In this sweeping, eloquent history of America, Kurt Andersen shows that what's happening in our country today—this post-factual, "fake news" moment we're all living through—is not something new, but rather the ultimate expression of our national character. America was founded by wishful dreamers, magical thinkers, and true believers, by hucksters and their suckers. Fantasy is deeply embedded in our DNA. Over the course of five centuries—from the Salem witch trials to Scientology to the Satanic Panic of the 1980s, from P. T. Barnum to Hollywood and the anything-goes, wild-and-crazy sixties, from conspiracy theories to our fetish for guns and obsession with extraterrestrials—our love of the fantastic has made America exceptional in a way that we've never fully acknowledged.

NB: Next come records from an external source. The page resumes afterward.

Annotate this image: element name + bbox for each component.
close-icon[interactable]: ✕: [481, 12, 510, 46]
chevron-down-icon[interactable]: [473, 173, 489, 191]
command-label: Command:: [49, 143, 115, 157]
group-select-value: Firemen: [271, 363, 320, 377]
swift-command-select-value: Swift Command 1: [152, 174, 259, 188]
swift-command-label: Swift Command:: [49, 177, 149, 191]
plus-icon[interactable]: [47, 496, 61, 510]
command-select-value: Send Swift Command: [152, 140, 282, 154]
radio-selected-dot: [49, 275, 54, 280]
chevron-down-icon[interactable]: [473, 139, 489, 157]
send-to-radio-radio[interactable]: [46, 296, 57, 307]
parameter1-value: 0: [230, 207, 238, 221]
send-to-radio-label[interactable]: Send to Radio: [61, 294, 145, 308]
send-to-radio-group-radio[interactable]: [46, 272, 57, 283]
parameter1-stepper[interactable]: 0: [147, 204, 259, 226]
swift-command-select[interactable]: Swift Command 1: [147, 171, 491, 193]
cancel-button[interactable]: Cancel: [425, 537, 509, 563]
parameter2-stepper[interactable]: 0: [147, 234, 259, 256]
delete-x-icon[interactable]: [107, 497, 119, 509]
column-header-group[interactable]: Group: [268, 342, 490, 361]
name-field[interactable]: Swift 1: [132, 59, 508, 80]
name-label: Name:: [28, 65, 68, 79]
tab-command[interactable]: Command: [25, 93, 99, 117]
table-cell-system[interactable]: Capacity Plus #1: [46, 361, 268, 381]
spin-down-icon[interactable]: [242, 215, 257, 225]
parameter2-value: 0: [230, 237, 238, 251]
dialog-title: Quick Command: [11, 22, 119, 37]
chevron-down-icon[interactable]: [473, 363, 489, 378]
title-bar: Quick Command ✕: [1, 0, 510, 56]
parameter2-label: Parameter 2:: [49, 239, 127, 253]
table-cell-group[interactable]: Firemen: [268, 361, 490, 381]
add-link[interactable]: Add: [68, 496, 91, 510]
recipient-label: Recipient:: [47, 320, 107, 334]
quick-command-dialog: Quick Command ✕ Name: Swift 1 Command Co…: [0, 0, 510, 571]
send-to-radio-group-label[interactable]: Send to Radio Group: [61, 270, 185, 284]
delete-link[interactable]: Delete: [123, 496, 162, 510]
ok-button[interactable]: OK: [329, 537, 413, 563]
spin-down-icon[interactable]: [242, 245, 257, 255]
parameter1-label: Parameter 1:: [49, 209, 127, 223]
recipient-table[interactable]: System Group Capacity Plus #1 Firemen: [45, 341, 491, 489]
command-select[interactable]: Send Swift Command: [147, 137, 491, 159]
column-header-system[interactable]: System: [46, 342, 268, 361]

From the start, our ultra-individualism was attached to epic dreams and epic fantasies—every citizen was free to believe absolutely anything, or to pretend to be absolutely anybody. With the gleeful erudition and tell-it-like-it-is ferocity of a Christopher Hitchens, Andersen explores whether the great American experiment in liberty has gone off the rails.
Author

Kurt Andersen is the author of the novels Turn of the Century, Heyday, and True Believers, and and, with Alec Baldwin of You Can't Spell America Without Me. His non-fiction books include Fantasyland, Reset and The Real Thing. He is also host of the Peabody Award-winning weekly public radio program Studio 360,. Previously, Kurt was a co-founder and editor-in-chief of the satirical magazine Spy, editor-in-chief of New York magazine, a columnist for New York, staff writer at The New Yorker, and design and architecture critic for Time.